Final thoughts — make filtres part of your conversion stratégie
Filters are not a “nice-to-have” UI flourish; they’re a conversion lever. Quand vous treat stock status as a strategic filtre and combine it sensibly with categories and high-impact attributes, you make it far easier for clients to find and buy what’s actually available. Use data to decide which filtres matter, instrument them for analytics, and don’t be afraid to experiment with defaults like "In stock only" during promotions. Si vous have an extension like Force Product Stock Status available, use it to help present accurate availability while maintaining operational sanity.
Quick reference: code snippets and resources
Voici the clé snippets from above that you can copy into your module as a starting point:
// Observer join example (core idea)
$select = $collection->getSelect();
$stockTable = $collection->getTable('cataloginventory_stock_status');
$select->joinLeft(['stock_status' => $stockTable], 'e.entity_id = stock_status.product_id', [])

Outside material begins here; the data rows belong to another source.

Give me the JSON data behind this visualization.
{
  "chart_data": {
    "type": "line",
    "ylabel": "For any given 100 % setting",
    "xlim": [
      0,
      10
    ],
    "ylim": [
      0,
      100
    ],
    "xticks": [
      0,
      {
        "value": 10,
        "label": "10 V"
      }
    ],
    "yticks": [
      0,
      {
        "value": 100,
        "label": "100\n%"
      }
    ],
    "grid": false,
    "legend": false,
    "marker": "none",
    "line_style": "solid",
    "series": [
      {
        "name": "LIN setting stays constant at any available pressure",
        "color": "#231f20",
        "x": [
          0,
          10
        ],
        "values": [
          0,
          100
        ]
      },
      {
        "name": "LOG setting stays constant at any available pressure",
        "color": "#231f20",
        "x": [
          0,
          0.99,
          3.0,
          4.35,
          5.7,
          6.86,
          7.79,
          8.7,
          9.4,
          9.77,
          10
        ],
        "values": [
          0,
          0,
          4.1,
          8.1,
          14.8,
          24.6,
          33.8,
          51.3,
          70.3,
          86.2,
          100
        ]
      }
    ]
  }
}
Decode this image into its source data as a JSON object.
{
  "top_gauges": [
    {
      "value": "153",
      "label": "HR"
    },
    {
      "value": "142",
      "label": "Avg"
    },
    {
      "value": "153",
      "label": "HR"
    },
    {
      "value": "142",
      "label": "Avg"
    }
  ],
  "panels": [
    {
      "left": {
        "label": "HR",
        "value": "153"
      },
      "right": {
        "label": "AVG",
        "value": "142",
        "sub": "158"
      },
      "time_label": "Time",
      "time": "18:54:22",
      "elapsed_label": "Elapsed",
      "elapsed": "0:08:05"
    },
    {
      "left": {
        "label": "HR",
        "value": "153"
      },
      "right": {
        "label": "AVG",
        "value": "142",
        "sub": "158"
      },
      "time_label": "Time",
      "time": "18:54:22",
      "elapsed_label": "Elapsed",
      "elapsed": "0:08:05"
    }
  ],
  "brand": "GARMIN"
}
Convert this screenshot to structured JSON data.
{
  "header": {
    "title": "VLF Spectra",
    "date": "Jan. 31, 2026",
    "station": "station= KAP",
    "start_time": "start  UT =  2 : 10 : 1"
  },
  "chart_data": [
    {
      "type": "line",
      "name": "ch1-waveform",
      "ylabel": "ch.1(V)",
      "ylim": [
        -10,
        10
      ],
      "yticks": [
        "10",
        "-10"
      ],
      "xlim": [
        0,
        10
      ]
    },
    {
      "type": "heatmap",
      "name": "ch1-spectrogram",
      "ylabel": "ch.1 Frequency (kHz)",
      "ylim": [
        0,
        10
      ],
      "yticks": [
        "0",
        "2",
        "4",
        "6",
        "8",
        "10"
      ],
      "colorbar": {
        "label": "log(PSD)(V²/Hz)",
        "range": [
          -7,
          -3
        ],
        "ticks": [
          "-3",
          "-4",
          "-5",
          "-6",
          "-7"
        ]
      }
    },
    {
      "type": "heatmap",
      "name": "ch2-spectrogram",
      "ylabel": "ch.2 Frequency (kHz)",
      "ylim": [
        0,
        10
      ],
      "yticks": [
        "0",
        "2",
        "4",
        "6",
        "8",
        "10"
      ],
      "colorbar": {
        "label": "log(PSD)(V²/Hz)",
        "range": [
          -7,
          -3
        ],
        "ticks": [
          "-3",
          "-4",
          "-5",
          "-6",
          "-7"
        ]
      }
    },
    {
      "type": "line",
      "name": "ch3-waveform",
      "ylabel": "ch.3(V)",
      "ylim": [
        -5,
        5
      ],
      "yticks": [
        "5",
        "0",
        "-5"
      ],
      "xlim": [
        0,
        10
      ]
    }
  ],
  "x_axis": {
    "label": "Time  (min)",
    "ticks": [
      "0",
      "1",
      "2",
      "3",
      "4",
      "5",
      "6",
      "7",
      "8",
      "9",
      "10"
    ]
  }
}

->where('stock_status.stock_status = ?', 1);
// Front-end quick form
<form id="stock-filter-form" action="" method="get">
<label>
<input type="checkbox" name="stock_status" value="1">In stock only
</label>
<button type="submit">Apply</button>
</form>
// dataLayer push
dataLayer.push({
'event': 'magefine_filter_applied',
'filterName': 'stock_status',
'filterValue': 'in_stock'
});
Si vous want help
If you’d like, I can:
- Draft a ready-to-install module with MSI support detection and a toggle for in-stock filtreing.
- Create a GTM container snippet to capture filtre events and wire them into GA4.
- Sketch an A/B experiment plan and a SQL rapport for measuring impact.
Tell me which one you want first and I’ll prepare the next étapes with code and déploiement notes.